Kristen works on coral reproduction in the Caribbean, and most recently has spent her time there watching coral babies swim around and around and around in little dishes. She was recently catapulted to scientific rock star fame by starring in San Diego’s Nerd Nite, a show that blends together rock music and science talks into a night of infamy. Kristen’s talk, entitled “How Many Corals Does it take to Screw in a coral reef? Coral sex and why you didn’t really want to be a marine biologist,” literally rocked the Casbah.
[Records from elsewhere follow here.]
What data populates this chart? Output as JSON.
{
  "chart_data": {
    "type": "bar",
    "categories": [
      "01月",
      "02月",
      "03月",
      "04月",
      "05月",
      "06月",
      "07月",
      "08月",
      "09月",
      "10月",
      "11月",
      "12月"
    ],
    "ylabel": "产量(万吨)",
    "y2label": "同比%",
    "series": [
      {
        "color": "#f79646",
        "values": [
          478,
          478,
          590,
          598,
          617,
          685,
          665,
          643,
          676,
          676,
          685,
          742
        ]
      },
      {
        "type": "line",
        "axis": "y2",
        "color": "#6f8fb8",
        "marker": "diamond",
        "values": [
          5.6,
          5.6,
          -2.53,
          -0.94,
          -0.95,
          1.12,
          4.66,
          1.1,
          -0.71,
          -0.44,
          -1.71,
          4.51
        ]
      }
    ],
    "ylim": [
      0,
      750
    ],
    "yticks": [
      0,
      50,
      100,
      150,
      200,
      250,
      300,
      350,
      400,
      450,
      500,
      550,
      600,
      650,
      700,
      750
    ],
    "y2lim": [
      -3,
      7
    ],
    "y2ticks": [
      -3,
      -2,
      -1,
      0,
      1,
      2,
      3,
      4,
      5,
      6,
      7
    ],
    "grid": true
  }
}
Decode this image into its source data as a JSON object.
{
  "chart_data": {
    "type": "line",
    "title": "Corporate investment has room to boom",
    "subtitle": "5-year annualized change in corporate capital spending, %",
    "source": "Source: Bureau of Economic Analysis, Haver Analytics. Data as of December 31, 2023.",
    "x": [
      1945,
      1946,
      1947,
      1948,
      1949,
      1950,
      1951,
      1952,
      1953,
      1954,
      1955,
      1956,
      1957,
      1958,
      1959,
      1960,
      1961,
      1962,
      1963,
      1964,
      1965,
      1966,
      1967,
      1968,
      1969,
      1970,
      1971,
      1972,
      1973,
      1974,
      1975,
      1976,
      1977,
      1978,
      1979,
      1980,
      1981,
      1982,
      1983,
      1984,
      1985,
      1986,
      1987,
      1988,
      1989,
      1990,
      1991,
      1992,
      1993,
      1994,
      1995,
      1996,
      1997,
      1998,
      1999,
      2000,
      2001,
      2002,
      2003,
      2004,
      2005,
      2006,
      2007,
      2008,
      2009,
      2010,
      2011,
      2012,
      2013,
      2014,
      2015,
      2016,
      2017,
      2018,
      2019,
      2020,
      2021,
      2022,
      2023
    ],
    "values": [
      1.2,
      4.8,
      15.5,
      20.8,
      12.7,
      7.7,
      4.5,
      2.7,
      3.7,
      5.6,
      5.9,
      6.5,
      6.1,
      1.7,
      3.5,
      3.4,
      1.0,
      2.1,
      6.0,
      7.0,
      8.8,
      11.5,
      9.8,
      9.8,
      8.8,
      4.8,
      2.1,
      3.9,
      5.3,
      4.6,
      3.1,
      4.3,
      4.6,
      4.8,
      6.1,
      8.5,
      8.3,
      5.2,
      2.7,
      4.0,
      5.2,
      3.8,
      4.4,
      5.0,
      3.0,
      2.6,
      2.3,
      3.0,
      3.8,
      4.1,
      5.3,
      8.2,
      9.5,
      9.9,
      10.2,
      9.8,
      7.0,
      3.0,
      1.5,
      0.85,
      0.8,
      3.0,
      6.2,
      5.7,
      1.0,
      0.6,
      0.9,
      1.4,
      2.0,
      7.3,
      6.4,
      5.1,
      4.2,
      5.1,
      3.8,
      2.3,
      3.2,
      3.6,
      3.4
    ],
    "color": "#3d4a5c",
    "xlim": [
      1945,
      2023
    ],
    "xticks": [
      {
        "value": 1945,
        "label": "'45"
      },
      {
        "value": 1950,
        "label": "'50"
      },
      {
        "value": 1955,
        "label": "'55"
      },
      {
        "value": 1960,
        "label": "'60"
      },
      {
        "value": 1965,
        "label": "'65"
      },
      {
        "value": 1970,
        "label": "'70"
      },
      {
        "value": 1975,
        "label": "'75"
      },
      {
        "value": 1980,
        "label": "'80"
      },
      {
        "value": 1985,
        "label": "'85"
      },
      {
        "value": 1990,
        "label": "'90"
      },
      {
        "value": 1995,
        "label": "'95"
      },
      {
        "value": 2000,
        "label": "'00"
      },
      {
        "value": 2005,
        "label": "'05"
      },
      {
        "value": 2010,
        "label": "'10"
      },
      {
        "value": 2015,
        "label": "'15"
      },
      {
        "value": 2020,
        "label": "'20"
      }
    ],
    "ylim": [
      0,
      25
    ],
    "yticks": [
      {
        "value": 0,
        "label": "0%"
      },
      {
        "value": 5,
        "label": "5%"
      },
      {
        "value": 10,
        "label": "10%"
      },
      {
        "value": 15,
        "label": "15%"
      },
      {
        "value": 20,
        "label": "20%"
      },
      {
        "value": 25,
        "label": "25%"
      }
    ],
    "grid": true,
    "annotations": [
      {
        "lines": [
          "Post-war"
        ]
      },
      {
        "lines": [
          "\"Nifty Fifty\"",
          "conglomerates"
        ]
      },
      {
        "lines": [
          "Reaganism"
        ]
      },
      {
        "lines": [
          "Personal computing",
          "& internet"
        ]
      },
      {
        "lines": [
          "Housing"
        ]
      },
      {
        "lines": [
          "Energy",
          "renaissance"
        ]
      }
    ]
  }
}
Not only is this Kristen’s first foray into the blogosphere, but she is the ONLY PERSON at my illustrious oceanographic institution who has believed my wild-eyed promotion of online science communication. Please comment lots and lots on her posts so a) she doesn’t think that I’m crazy and b) so we can lure this amazing science communicator into the wicked depths of the internet.
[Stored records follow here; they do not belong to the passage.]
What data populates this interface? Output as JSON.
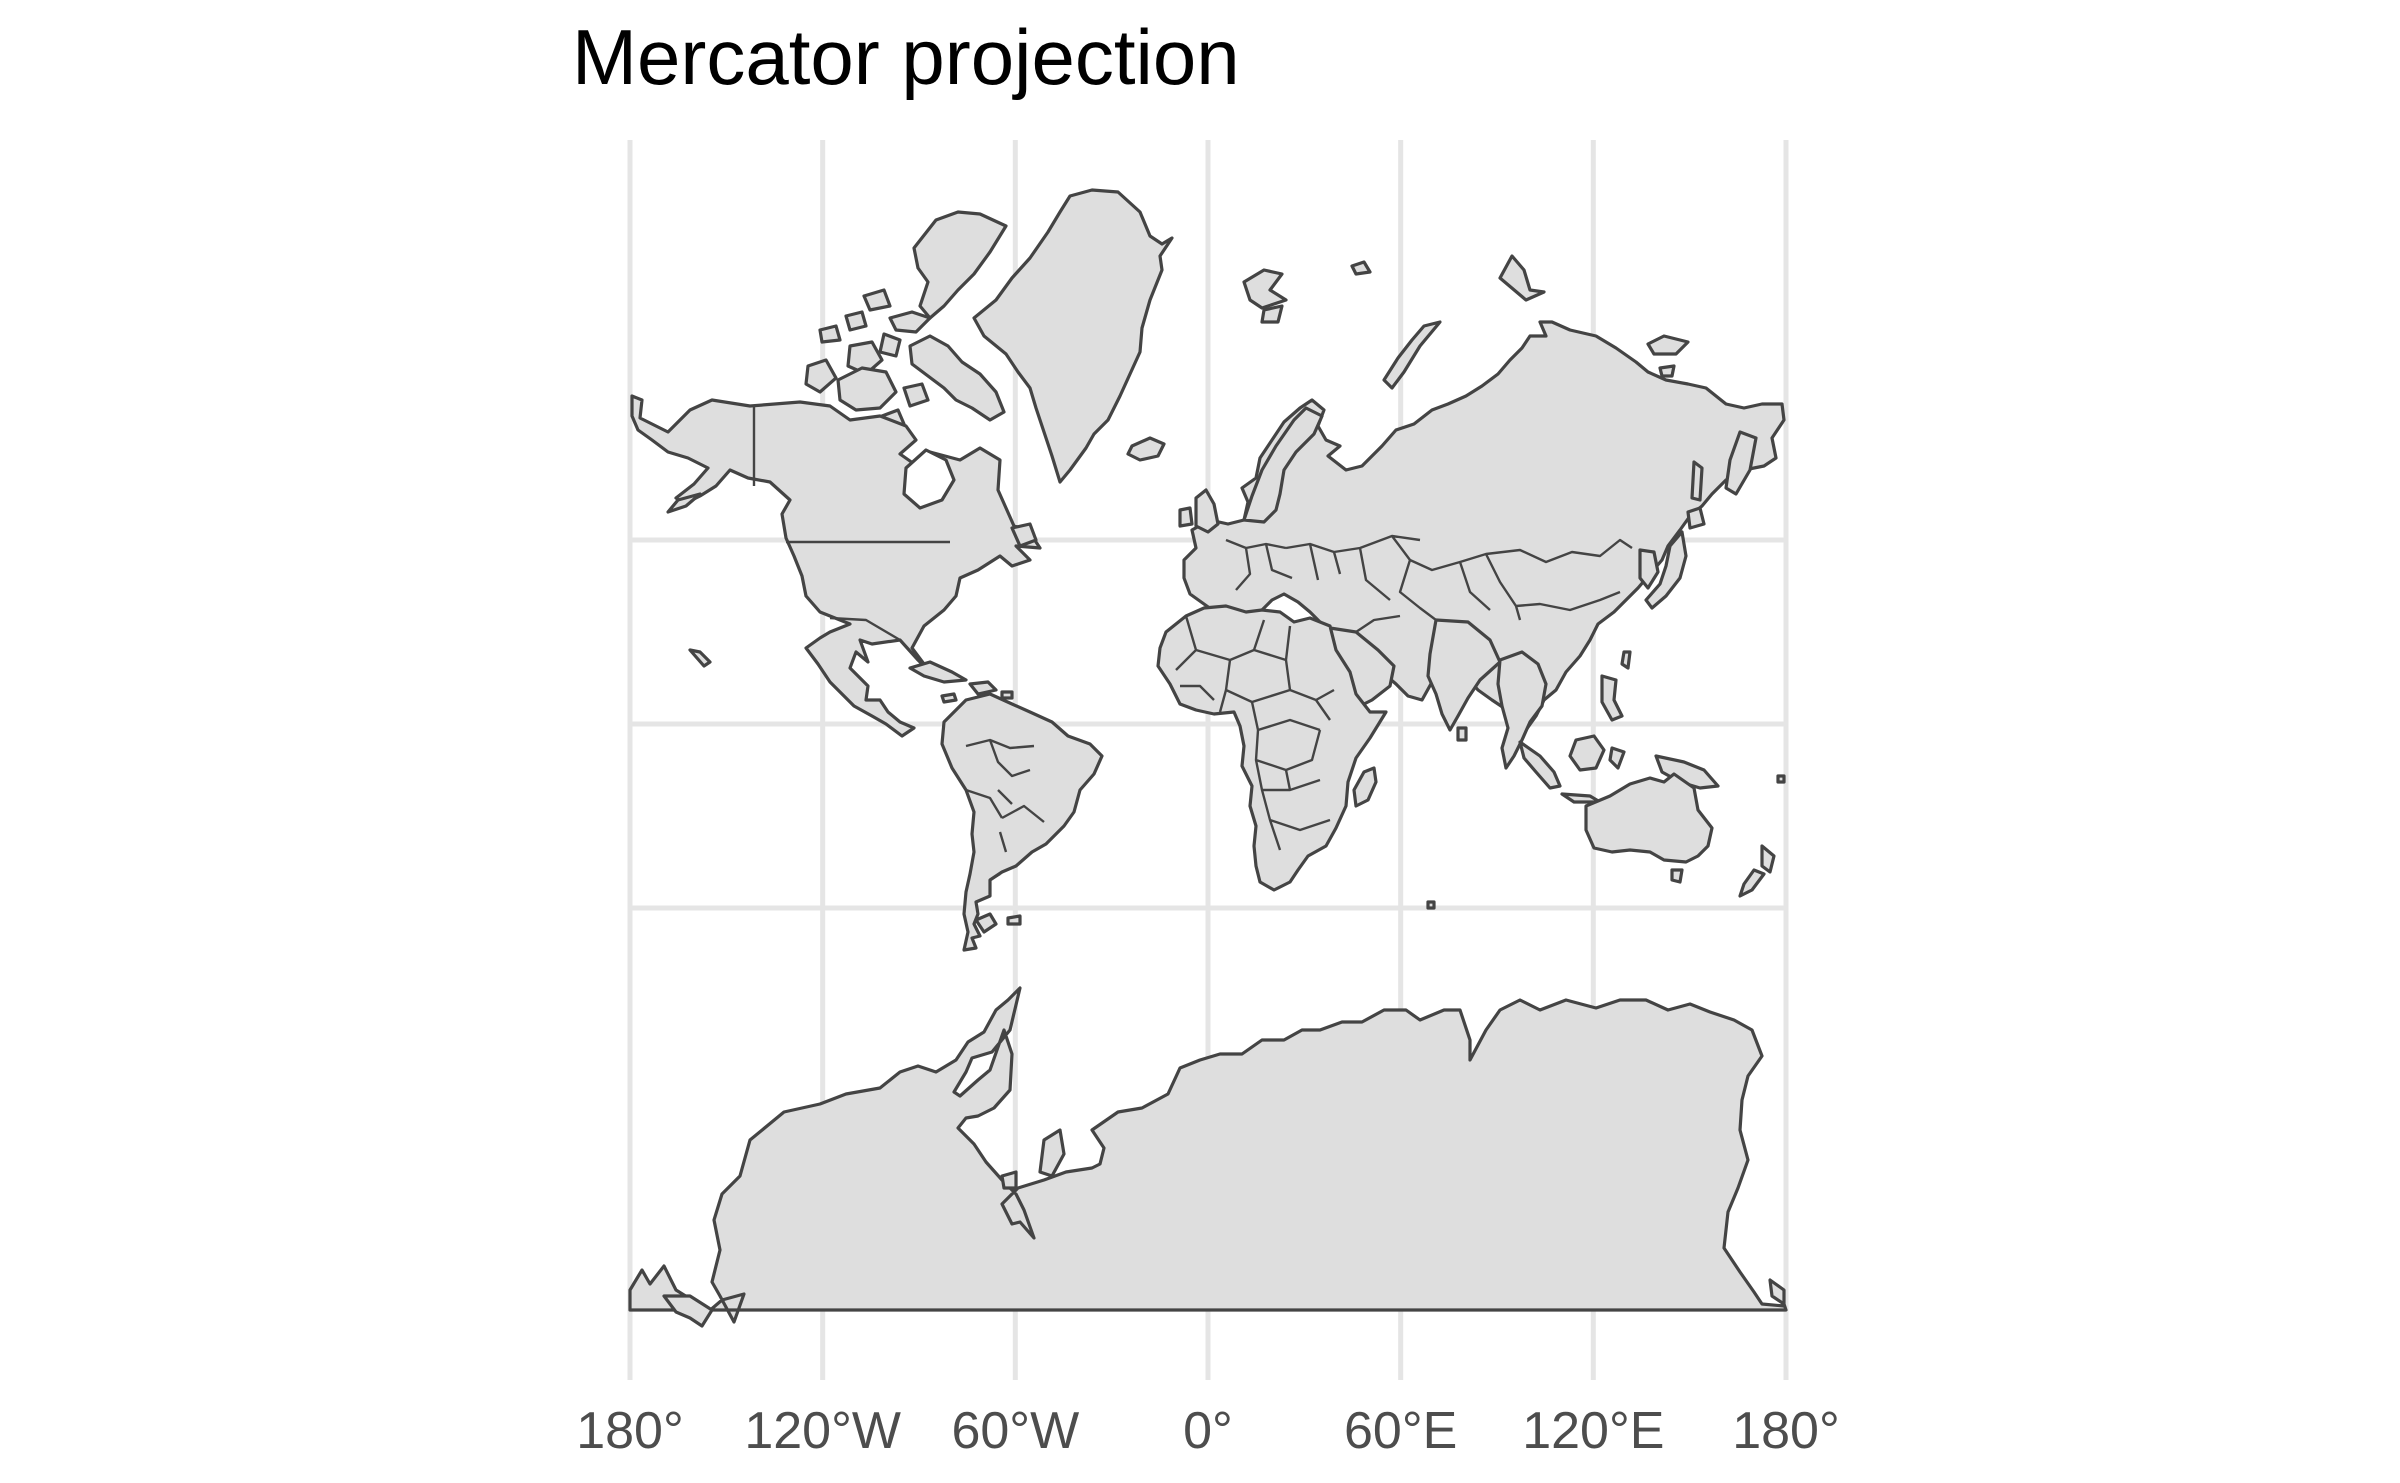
{
  "title": "Mercator projection",
  "projection": "Mercator",
  "colors": {
    "land": "#dedede",
    "outline": "#444444",
    "grid": "#e5e5e5",
    "label": "#4d4d4d",
    "background": "#ffffff"
  },
  "longitude_labels": [
    "180°",
    "120°W",
    "60°W",
    "0°",
    "60°E",
    "120°E",
    "180°"
  ],
  "longitude_values": [
    -180,
    -120,
    -60,
    0,
    60,
    120,
    180
  ],
  "latitude_gridlines": [
    50,
    0,
    -50
  ],
  "latitude_labels_shown": false
}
I’m going to go pack before I abuse any more adjectives. See you all next week!
April 26, 2009
Things will be quiet around here for the next week unless Eric feels inspired. I’m off to Arizona, sans internet, for the second of three field trips in my Ecosystems class. “But Arizona is not exactly on the ocean!” you cry. Ah, but it was on a vast inland sea in the Cretaceous, and we will be visiting a lovely fossil reef filled with corals and rudists.
As before, I will be attempting to tweet my adventures at @oystersgarter. I was tipped off that I didn’t make a lot of sense on my last attempt, so I will try to do better this time. And of course, the cell coverage might be intermittent.
To the Sonoran Desert!
April 13, 2009
The Oyster’s Garter is going to be syndicated by Slate spinoff Double X! While the Oyster’s Garter home will remain here, blog posts will be simultaneously published over at Double X.
Double X is a new Web magazine, founded by women but not just for women, that Slate will launch in spring 2009. The site will spin off from Slate ‘s XX Factor blog, where we’ve started a conversation among women–about politics, sex, and culture–that both men and women listen in on…We’ll tackle subjects high and low with an approach that’s unabashedly intellectual but not dry or condescending.
Double X is scheduled to launch in early May. I’m planning some extra-special sciencey goodness for launch week, but if you have suggestions for a glorious meeting of ladyblog+marine science, let me know!